Want dat is waar voor mij de ware kracht van deze game ligt: valsspelen. De game te slim af zijn. Je voelt jezelf echt een genie als je een puzzel klaart op de meest onlogische manier mogelijk. En ik wil daar dan met mensen over praten. Want moet je horen wat ik nou weer gedaan heb.
Briljant
De eerste avond komt dat gevoel al na een paar uurtjes spelen opborrelen. Ik sta in een Shrine en kijk naar de puzzel voor me.
Ja, tuurlijk kan ik die balken gebruiken om de watermolen langer te maken zodat het water nu wél op de molen valt, en de elektriciteit in werking treedt, en ik eindelijk met de lift naar de overkant kan. Maar wat als ik…die balken aan elkaar lijm, om laat vallen, de tijd terugspoel en over de ‘omhoogvallende’ balken naar de overkant ren?
Zalig zijn de onwetenden.
-
“Holy shit, het werkt, holy shit. Holy shit. ''
Uit reflex grijp ik naar mijn telefoon. Maar ja. Twitter? Geen optie, want embargo. Vrienden? Geen optie, want embargo. Bovendien: het is halfdrie ‘s nachts. Wie is er nog wakker om halfdrie 's nachts? Ik zelden. Normaal lig ik er om tien uur in, maar deze game ontgrendelde de nachtbraker in mij.
Ik ging, zogezegd, goblin mode. Ik heb Tears of the Kingdom in tien dagen tijd ongeveer honderd uur gespeeld.
Eén optie was er in die periode altijd. Collega Bas appen. Dat is héél vaak gebeurd tijdens het spelen van deze game. Hij speelde ‘m namelijk ook, voor het NRC. We hebben de beste Zelda-gesprekken gehad. Maar ja, 's nachts je collega's appen over hoe geniaal je bent heeft ook weer wat gênants natuurlijk.
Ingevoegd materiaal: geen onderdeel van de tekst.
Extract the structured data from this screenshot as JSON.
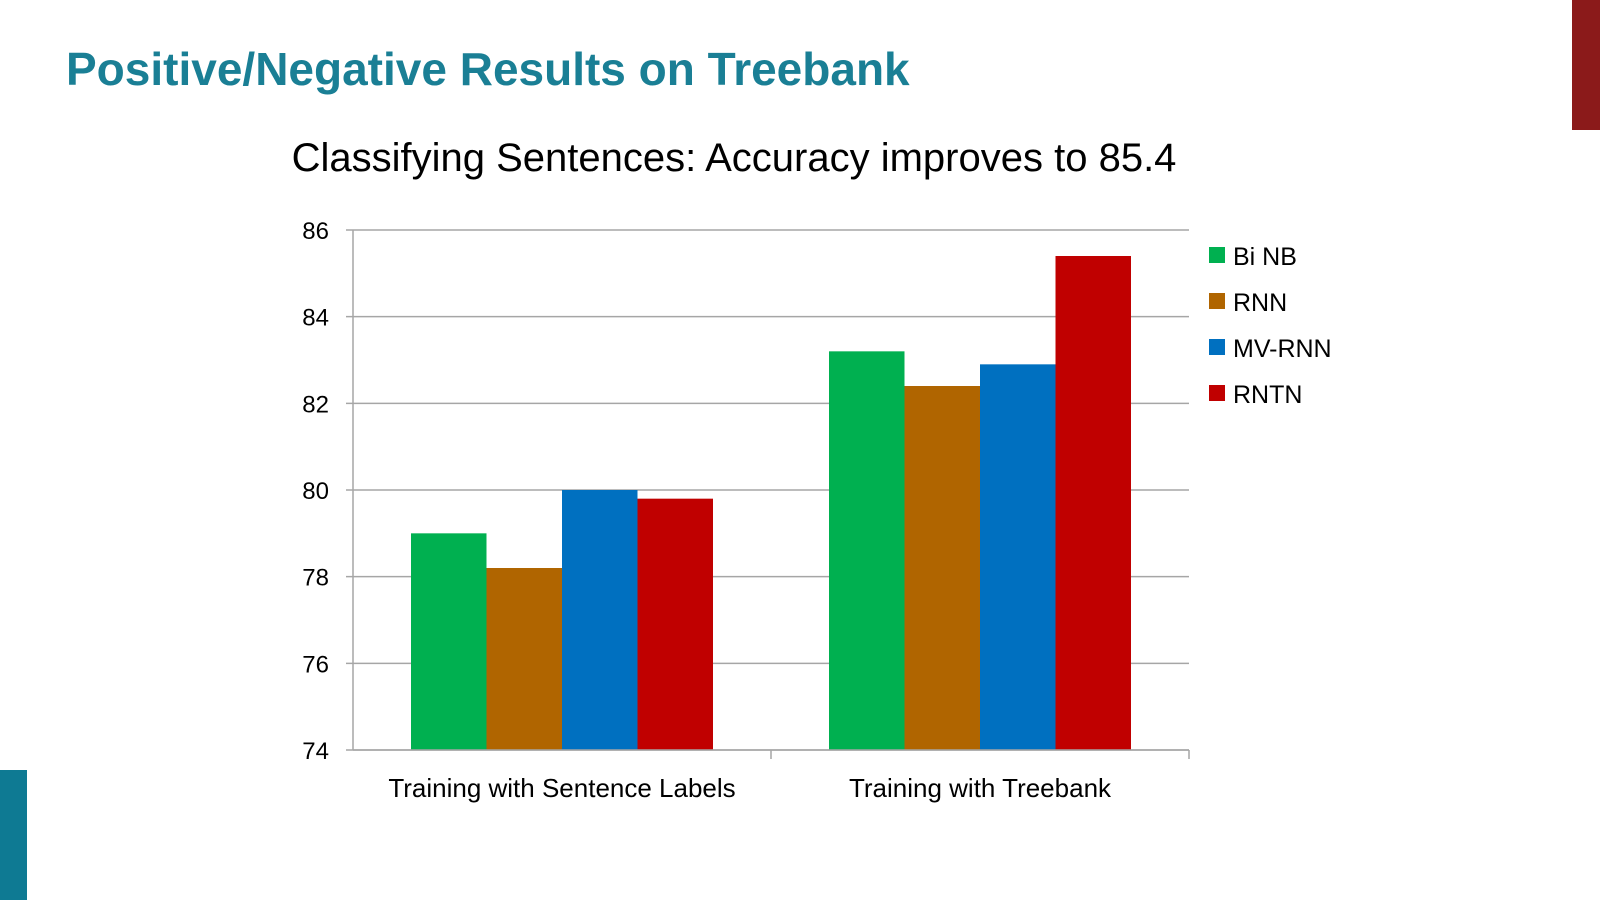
{
  "slide": {
    "title": "Positive/Negative Results on Treebank"
  },
  "colors": {
    "title": "#1a7f95",
    "accent_red": "#8b1a1a",
    "accent_teal": "#0e7a93",
    "gridline": "#a6a6a6"
  },
  "chart_data": {
    "type": "bar",
    "title": "Classifying Sentences: Accuracy improves to 85.4",
    "xlabel": "",
    "ylabel": "",
    "categories": [
      "Training with Sentence Labels",
      "Training with Treebank"
    ],
    "series": [
      {
        "name": "Bi NB",
        "values": [
          79.0,
          83.2
        ],
        "color": "#00b050"
      },
      {
        "name": "RNN",
        "values": [
          78.2,
          82.4
        ],
        "color": "#b06500"
      },
      {
        "name": "MV-RNN",
        "values": [
          80.0,
          82.9
        ],
        "color": "#0070c0"
      },
      {
        "name": "RNTN",
        "values": [
          79.8,
          85.4
        ],
        "color": "#c00000"
      }
    ],
    "ylim": [
      74,
      86
    ],
    "yticks": [
      74,
      76,
      78,
      80,
      82,
      84,
      86
    ],
    "grid": true,
    "legend": "right"
  }
}
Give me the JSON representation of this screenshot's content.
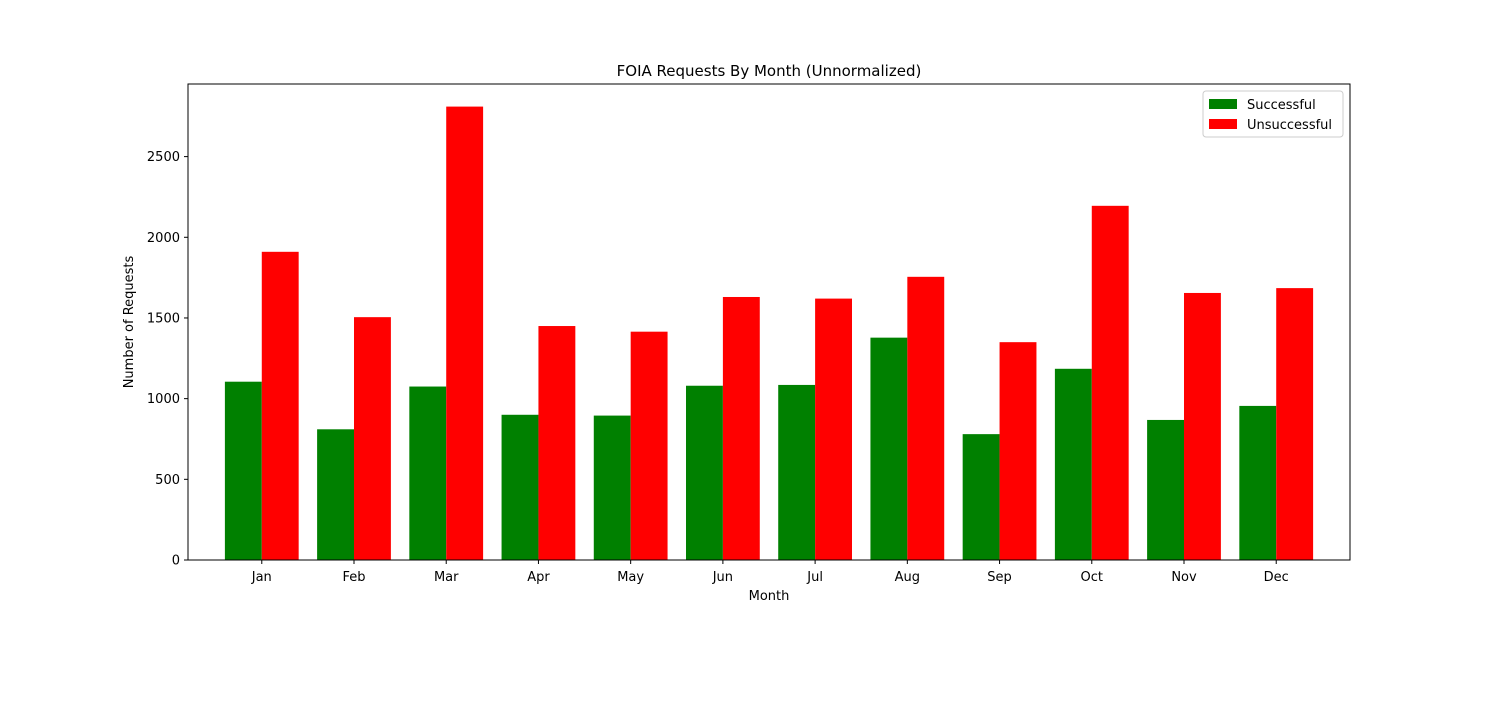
{
  "chart_data": {
    "type": "bar",
    "title": "FOIA Requests By Month (Unnormalized)",
    "xlabel": "Month",
    "ylabel": "Number of Requests",
    "categories": [
      "Jan",
      "Feb",
      "Mar",
      "Apr",
      "May",
      "Jun",
      "Jul",
      "Aug",
      "Sep",
      "Oct",
      "Nov",
      "Dec"
    ],
    "series": [
      {
        "name": "Successful",
        "color": "#008000",
        "values": [
          1105,
          810,
          1075,
          900,
          895,
          1080,
          1085,
          1378,
          780,
          1185,
          868,
          955
        ]
      },
      {
        "name": "Unsuccessful",
        "color": "#ff0000",
        "values": [
          1910,
          1505,
          2810,
          1450,
          1415,
          1630,
          1620,
          1755,
          1350,
          2195,
          1655,
          1685
        ]
      }
    ],
    "ylim": [
      0,
      2950
    ],
    "yticks": [
      0,
      500,
      1000,
      1500,
      2000,
      2500
    ],
    "grid": false,
    "legend_position": "top-right"
  }
}
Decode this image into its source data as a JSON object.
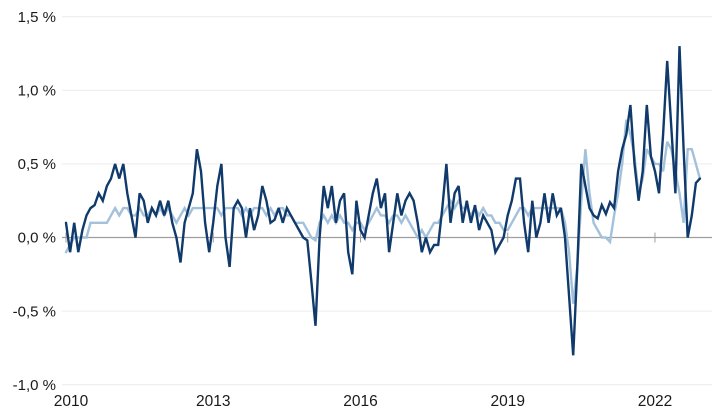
{
  "chart_data": {
    "type": "line",
    "title": "",
    "xlabel": "",
    "ylabel": "",
    "legend": "none",
    "grid": "horizontal",
    "zero_axis_emphasized": true,
    "x_start": "2010-01",
    "x_frequency": "monthly",
    "x_tick_labels": [
      "2010",
      "2013",
      "2016",
      "2019",
      "2022"
    ],
    "x_tick_month_indices": [
      0,
      36,
      72,
      108,
      144
    ],
    "y_tick_labels": [
      "1,5 %",
      "1,0 %",
      "0,5 %",
      "0,0 %",
      "-0,5 %",
      "-1,0 %"
    ],
    "y_tick_values": [
      1.5,
      1.0,
      0.5,
      0.0,
      -0.5,
      -1.0
    ],
    "ylim": [
      -1.0,
      1.5
    ],
    "colors": {
      "series_dark": "#0F3A6B",
      "series_light": "#A3C1DA",
      "zero_line": "#9E9E9E",
      "grid_line": "#ECECEC",
      "tick_mark": "#9E9E9E",
      "label_text": "#1a1a1a"
    },
    "series": [
      {
        "name": "dark-blue-line",
        "color": "#0F3A6B",
        "values": [
          0.1,
          -0.1,
          0.1,
          -0.1,
          0.05,
          0.15,
          0.2,
          0.22,
          0.3,
          0.25,
          0.35,
          0.4,
          0.5,
          0.4,
          0.5,
          0.3,
          0.15,
          0.0,
          0.3,
          0.25,
          0.1,
          0.2,
          0.15,
          0.25,
          0.15,
          0.25,
          0.1,
          0.0,
          -0.17,
          0.1,
          0.2,
          0.3,
          0.6,
          0.45,
          0.1,
          -0.1,
          0.1,
          0.35,
          0.5,
          0.0,
          -0.2,
          0.2,
          0.25,
          0.2,
          0.0,
          0.2,
          0.05,
          0.15,
          0.35,
          0.25,
          0.1,
          0.12,
          0.2,
          0.1,
          0.2,
          0.15,
          0.1,
          0.05,
          0.0,
          -0.02,
          -0.3,
          -0.6,
          0.0,
          0.35,
          0.2,
          0.35,
          0.1,
          0.25,
          0.3,
          -0.1,
          -0.25,
          0.25,
          0.05,
          0.0,
          0.15,
          0.3,
          0.4,
          0.2,
          0.3,
          -0.1,
          0.1,
          0.3,
          0.15,
          0.25,
          0.3,
          0.25,
          0.1,
          -0.1,
          0.0,
          -0.1,
          -0.05,
          -0.05,
          0.2,
          0.5,
          0.1,
          0.3,
          0.35,
          0.1,
          0.25,
          0.1,
          0.22,
          0.05,
          0.15,
          0.1,
          0.05,
          -0.1,
          -0.05,
          0.0,
          0.15,
          0.25,
          0.4,
          0.4,
          0.1,
          -0.1,
          0.25,
          0.0,
          0.1,
          0.3,
          0.1,
          0.3,
          0.15,
          0.2,
          0.0,
          -0.4,
          -0.8,
          -0.2,
          0.5,
          0.35,
          0.2,
          0.15,
          0.13,
          0.22,
          0.16,
          0.24,
          0.2,
          0.45,
          0.6,
          0.7,
          0.9,
          0.5,
          0.25,
          0.45,
          0.9,
          0.55,
          0.45,
          0.3,
          0.7,
          1.2,
          0.75,
          0.3,
          1.3,
          0.6,
          0.0,
          0.15,
          0.37,
          0.4
        ]
      },
      {
        "name": "light-blue-line",
        "color": "#A3C1DA",
        "values": [
          -0.1,
          -0.05,
          0.0,
          0.0,
          0.0,
          0.0,
          0.1,
          0.1,
          0.1,
          0.1,
          0.1,
          0.15,
          0.2,
          0.15,
          0.2,
          0.2,
          0.15,
          0.15,
          0.2,
          0.15,
          0.15,
          0.2,
          0.15,
          0.2,
          0.15,
          0.2,
          0.15,
          0.1,
          0.15,
          0.2,
          0.15,
          0.2,
          0.2,
          0.2,
          0.2,
          0.2,
          0.2,
          0.2,
          0.15,
          0.2,
          0.2,
          0.2,
          0.2,
          0.15,
          0.2,
          0.15,
          0.2,
          0.2,
          0.2,
          0.15,
          0.2,
          0.15,
          0.2,
          0.2,
          0.15,
          0.15,
          0.1,
          0.1,
          0.1,
          0.05,
          0.0,
          -0.02,
          0.1,
          0.15,
          0.1,
          0.15,
          0.1,
          0.15,
          0.1,
          0.1,
          0.05,
          0.1,
          0.1,
          0.05,
          0.1,
          0.15,
          0.2,
          0.15,
          0.15,
          0.1,
          0.15,
          0.15,
          0.1,
          0.15,
          0.1,
          0.05,
          0.0,
          0.05,
          0.0,
          0.05,
          0.1,
          0.1,
          0.15,
          0.2,
          0.25,
          0.2,
          0.25,
          0.2,
          0.2,
          0.15,
          0.2,
          0.15,
          0.2,
          0.15,
          0.15,
          0.1,
          0.1,
          0.05,
          0.05,
          0.1,
          0.15,
          0.2,
          0.2,
          0.15,
          0.2,
          0.2,
          0.2,
          0.2,
          0.2,
          0.2,
          0.2,
          0.2,
          0.1,
          -0.1,
          -0.45,
          -0.2,
          0.25,
          0.6,
          0.3,
          0.1,
          0.05,
          0.0,
          0.0,
          -0.03,
          0.15,
          0.3,
          0.5,
          0.8,
          0.7,
          0.55,
          0.3,
          0.4,
          0.6,
          0.55,
          0.5,
          0.5,
          0.45,
          0.65,
          0.6,
          0.45,
          0.3,
          0.1,
          0.6,
          0.6,
          0.5,
          0.4
        ]
      }
    ]
  }
}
In de eerste screenshot de berichten die ik eerst stuurde naar Bas, direct nadat de code in de mail viel. De volgende ochtend kreeg Bas het andere bericht.
Zalig zijn de onwetenden.
Problematisch
En zo was ik iedere nacht min of meer verplicht om mijn genialiteit voor me te houden. Alleen dat deed ik niet. Normaal zit ik stilletjes te gamen met een notitieblokje op de bank, maar tijdens het spelen van Tears of the Kingdom heb ik hele conversaties gevoerd...
...met mijn katten, Tekken 3 en Tenchu: Stealth Assassins. Ze zaten trouw naast mij op de bank, en ze hebben twee weken lang verhalen lief en leed moeten aanhoren. Ik deed het niet eens bewust natuurlijk. Ik had het niet per se tegen hen. Maar ik moest het gewoon kwijt.
Zo hebben ze ook ieder halfuur “wat een game” aan moeten horen. Misschien wel vaker.
©GMRimport
©GMRimport
Maar het moment waarop ik dacht, oké, nu wordt het problematisch, was een moment richting het einde. Dat was het moment dat ik mijn moeder wakker wilde bellen om het over de nieuwe Zelda te hebben. Mijn moeder. De beste persoon op aarde, echt. Maar ze wees onlangs naar mijn Series X en ze dacht dat het een speaker was.
Dus nee, dat was geen optie. Het was eigenlijk allemaal geen optie. Ik heb de afgelopen twee weken vooral dingen niet gezegd. Nou ja, behalve tegen Tekken en Tenchu dan. En Bas. Maar het zegt veel over Tears of the Kingdom dat ik a) volledig afscheid nam van mijn ritme en sociale verplichtingen en b) uit wilde schreeuwen hoe briljant ik was.
Dat heb ik in vijftien jaar tijden eigenlijk nooit eerder bij een recensie gehad. Ik denk dat ik Nintendo geen groter compliment geven kan.